We next performed similar toxicity studies in the zebrafish embryos for determining the non-toxic bile acid concentrations that could be used for performing angiogenesis studies in the embryos. We observed that LCA was the most toxic bile acid to the embryos as it killed embryos even at the concentration of 3.25 μM, whereas all other bile acids were non-toxic to zebrafish embryos (Fig. 2B). Taken together, these data suggest that LCA is highly toxic to endothelial cells and zebrafish embryos. Further, these studies implicate that bile acids below the concentration of 25 μM are non-toxic to HUVECs and therefore could be used for testing their potential role in angiogenesis.

In order to evaluate the contribution of these bile acids to angiogenesis, we next performed an in vitro tubulogenesis assay on HUVECs. In this assay, primary endothelial cells like HUVECs are seeded under 3D culture conditions on efficient extracellular matrices. HUVECs on induction in the 3D matrix differentiate to form tube-like structures with a lumen surrounded by endothelial cells.28 We tested two different non-toxic concentrations (12.5 and 25 μM) of all the four bile acids for investigating their role in angiogenesis (Fig. 3). All the tubulogenesis assays were performed in triplicate and five different fields from each well were quantified by calculating the number of nodes and tube lengths. The hydrophobic LCA inhibited endothelial tube formation at these low concentrations of 12.5 and 25 μM (Fig. 3A). We observed a significant decrease in tube length (Fig. 3B) and number of nodes (Fig. 3C) on treatment with LCA at 12.5 μM that might be due to the toxic nature of LCA. In contrast, hydrophilic CDCA at 12.5 μM significantly enhanced in vitro tube formation (Fig. 3A). We observed a significant increase in tube length (Fig. 3B) and a 150% increase in number of nodes on CDCA treatment at 12.5 μM (Fig. 3C); whereas, there was no significant effect on tubulogenesis at 25 μM. However, the other bile acids DCA and CA did not induce any change in tubulogenesis at these concentrations (Fig. 3). Just like angiogenesis, in vitro tubulogenesis depends upon endothelial cell proliferation, migration, and proper spatial organization so that the tubes are formed efficiently.29 We therefore tested the effect of bile acids on cell migration upon treatment of HUVECs with bile acids.

Fig. 3. In vitro tubulogenesis assay: A) effect of different bile acids on in vitro tube formation of endothelial cells showing an increase in tube formation on CDCA treatment; B) quantification of tube formation in terms of tube length showing an increase in tube length on CDCA treatment at 12.5 μM as compared to control and a decrease with LCA; C) quantification of the number of nodes during the tube formation assay revealing a significant increase in number of nodes with CDCA at 12.5 μM and a decrease with LCA. Data in graphs (B and C) represents the mean ± S.D. of three independent experiments and statistical significance *P < 0.05 was calculated by one-way ANOVA (Dunnett's test). Tubulogenesis assays were performed in triplicate and all the quantifications were performed on five independent images of each replicate.

Fig. 3

We performed scratch wound assays on HUVEC monolayers for evaluating the role of CDCA and LCA in endothelial cell migration (Fig. 4). HUVECs were cultured in a 24-well plate till they became 80% confluent. After creating a wound, the cells were treated with 12.5 μM bile acids. Pictures were taken at regular intervals and the cells were analyzed for their migration in comparison to control DMSO-treated cells. As shown in Fig. 4A, we observed a significant increase of wound healing in the case of CDCA-treated HUVECs in comparison to control treatment, whereas HUVEC migration remarkably decreased upon LCA treatment (Fig. 4A). We then quantified the percentage of migrated cells which clearly revealed a significant increase in migration of HUVECs on CDCA treatment as compared to other bile acids (Fig. 4B).

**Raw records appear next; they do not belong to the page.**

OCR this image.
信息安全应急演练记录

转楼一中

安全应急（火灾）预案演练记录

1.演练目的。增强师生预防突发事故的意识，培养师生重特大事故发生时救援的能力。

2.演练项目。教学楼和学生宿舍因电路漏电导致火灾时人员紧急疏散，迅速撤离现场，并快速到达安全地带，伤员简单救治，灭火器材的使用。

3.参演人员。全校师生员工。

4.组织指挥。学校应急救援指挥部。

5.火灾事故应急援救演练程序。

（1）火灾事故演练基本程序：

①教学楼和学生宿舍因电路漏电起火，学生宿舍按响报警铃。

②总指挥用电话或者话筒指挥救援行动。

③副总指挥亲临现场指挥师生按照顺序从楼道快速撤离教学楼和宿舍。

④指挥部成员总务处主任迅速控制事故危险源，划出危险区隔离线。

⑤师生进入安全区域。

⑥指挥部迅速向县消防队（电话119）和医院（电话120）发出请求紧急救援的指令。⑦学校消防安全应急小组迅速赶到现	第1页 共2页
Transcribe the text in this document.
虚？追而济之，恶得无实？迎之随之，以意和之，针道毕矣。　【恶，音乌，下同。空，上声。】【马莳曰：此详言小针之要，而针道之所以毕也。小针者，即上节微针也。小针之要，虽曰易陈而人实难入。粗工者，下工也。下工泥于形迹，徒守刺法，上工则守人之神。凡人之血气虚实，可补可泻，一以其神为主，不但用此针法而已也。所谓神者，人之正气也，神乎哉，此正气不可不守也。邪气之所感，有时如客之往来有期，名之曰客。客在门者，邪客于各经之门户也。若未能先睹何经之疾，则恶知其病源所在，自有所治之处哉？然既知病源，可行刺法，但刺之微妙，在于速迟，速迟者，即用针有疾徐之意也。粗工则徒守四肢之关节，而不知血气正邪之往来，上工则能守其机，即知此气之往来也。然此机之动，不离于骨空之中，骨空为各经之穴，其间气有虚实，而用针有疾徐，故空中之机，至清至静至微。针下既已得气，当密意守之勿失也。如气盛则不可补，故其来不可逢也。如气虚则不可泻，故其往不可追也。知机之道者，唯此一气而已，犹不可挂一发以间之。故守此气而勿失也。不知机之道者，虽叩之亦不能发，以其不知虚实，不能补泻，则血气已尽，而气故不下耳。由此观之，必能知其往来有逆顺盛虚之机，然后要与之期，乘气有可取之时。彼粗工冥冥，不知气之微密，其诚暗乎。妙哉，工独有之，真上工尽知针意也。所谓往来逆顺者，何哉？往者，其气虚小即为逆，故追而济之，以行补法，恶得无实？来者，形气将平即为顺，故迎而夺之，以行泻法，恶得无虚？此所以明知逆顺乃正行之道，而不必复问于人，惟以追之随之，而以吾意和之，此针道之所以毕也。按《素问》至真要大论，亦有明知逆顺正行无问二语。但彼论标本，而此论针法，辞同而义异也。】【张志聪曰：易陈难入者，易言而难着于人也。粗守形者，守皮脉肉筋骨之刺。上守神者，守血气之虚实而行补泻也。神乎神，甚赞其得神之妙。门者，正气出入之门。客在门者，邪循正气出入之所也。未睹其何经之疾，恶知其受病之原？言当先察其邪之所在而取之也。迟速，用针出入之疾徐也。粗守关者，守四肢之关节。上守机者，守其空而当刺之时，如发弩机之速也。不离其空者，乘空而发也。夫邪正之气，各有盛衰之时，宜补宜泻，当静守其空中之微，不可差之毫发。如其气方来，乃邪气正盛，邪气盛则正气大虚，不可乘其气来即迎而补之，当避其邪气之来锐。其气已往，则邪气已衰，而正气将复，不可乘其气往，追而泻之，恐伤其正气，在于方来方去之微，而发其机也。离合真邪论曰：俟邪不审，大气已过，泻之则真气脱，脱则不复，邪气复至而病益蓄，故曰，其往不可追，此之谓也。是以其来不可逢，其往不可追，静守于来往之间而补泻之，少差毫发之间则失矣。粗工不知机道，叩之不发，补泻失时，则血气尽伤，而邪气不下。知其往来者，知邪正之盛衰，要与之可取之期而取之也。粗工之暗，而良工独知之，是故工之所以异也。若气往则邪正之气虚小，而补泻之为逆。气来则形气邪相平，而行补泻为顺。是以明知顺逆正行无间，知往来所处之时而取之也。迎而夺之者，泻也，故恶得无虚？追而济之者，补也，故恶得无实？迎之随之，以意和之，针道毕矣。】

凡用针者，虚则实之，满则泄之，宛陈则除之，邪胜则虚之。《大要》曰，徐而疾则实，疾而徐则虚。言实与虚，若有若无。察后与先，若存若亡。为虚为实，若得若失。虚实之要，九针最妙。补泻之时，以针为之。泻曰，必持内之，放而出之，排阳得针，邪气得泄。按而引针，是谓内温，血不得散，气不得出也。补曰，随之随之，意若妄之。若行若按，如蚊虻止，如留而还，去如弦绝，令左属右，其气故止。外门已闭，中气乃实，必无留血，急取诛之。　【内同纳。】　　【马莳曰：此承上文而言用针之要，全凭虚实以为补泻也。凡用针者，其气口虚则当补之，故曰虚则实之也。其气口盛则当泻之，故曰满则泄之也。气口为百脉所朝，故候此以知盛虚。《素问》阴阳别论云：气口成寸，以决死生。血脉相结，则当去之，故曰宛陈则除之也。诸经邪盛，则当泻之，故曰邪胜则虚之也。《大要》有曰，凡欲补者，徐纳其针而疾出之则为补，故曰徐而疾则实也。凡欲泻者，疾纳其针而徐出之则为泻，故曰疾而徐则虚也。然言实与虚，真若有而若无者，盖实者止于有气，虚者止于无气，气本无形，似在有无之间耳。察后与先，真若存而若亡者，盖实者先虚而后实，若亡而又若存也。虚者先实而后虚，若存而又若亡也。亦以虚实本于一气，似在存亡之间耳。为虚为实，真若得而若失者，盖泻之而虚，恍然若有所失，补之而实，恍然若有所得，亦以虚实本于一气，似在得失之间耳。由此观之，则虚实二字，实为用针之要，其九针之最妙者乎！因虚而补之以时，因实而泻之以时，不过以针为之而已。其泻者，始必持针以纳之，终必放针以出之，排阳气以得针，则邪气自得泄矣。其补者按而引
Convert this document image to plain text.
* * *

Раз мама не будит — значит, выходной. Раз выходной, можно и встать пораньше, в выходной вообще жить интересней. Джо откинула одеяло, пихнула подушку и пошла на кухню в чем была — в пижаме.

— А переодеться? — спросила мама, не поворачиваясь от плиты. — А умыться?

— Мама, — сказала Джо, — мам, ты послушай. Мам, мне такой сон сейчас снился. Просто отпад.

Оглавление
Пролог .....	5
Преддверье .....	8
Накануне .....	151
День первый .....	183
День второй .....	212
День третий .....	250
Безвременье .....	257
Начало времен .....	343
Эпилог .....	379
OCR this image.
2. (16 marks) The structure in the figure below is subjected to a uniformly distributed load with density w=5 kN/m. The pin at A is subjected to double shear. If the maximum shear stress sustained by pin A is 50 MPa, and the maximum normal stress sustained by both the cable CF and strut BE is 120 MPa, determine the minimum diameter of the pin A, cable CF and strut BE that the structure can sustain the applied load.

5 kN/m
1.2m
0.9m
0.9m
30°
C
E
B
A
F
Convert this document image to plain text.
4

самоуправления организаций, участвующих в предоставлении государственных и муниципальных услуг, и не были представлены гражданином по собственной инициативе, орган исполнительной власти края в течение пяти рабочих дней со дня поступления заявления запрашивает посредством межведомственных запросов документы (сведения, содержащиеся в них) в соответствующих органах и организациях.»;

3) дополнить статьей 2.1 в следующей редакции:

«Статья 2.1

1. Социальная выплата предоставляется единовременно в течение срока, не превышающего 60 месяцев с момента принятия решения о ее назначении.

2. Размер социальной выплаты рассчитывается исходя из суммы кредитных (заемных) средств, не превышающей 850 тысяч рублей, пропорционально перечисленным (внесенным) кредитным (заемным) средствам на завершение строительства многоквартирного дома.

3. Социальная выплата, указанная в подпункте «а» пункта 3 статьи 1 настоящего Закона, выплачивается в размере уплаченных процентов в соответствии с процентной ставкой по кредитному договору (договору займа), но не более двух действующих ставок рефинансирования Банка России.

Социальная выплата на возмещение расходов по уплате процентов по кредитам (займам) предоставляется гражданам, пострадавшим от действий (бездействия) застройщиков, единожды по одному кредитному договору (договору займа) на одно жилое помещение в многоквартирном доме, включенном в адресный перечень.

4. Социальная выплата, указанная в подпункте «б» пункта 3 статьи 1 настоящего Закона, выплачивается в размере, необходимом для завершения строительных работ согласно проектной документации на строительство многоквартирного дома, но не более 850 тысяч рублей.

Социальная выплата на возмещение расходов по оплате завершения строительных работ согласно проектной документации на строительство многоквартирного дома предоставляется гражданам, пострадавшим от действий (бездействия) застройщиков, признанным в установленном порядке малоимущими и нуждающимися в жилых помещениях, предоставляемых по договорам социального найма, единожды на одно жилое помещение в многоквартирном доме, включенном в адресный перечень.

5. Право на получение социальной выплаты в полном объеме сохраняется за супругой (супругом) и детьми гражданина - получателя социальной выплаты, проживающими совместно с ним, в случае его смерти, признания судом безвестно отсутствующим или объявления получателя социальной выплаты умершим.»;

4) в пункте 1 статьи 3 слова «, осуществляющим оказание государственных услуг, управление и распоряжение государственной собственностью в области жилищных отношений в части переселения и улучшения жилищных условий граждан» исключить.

Fig. 4. Wound healing assay: A) effect of bile acids on migration of HUVECs upon treatment with different bile acids at 12.5 μM; representative images out of 5 from triplicate experiments were presented here; B) quantitative graph from independent images showing the percentage of migrated cells as compared to control. Data is represented as the mean ± S.D. of three replicates and statistical significance between the control and treated groups was calculated using one-way ANOVA (Dunnett's test); *P < 0.05, ***P < 0.001.

Fig. 4

We next validated the role of CDCA in angiogenesis in vivo using the transgenic zebrafish line Tg(fli1:eGFP),30 where all the endothelial cells are labeled with green fluorescent protein. This transgenic line is ideal for monitoring the formation of the inter-segmental vessels (ISVs) and sub-intestinal veins (SIVs) in live embryos and has been used extensively for screening of pro- and anti-angiogenic compounds for therapeutic applications.31,32 Angiogenesis in zebrafish usually starts after 20 hpf (hours post fertilization) and changes in sub-intestinal veins (SIVs) can be seen after 72 hpf. Therefore, for the angiogenesis assay, 48 hpf zebrafish embryos were treated with CDCA, DCA, and CA at 6.25 and 12.5 μM concentrations. LCA was not used for this assay due to its highly toxic nature. We then evaluated the effect of bile acids on SIV formation at 72 hpf. The anti-angiogenic compound LY294002, which inhibits the PI3K pathway, was used as a negative control. In the case of DMSO-treated controls, the SIV baskets developed normally and there were no lethal effects on the embryos. Intriguingly, we observed a significant increase in sprouting and branching of SIVs upon treatment with CDCA (Fig. 5A). There was a dose-dependent enhancement of the pro-angiogenic properties of CDCA in the developing zebrafish embryos. At 12.5 μM, CDCA treatment resulted in a marked increase in branching and sprouting of SIVs in most of the embryos with additional arcades and SIV baskets extending towards the ventral side. This pro-angiogenic effect of CDCA was observed at an even lower concentration of 6.25 μM in comparison to the 0.1% DMSO control suggesting that CDCA could enhance angiogenesis in vivo (Fig. 5A). In contrast, treatments with LCA even at a dose of 3 μM were lethal for zebrafish embryos and caused significant embryo death.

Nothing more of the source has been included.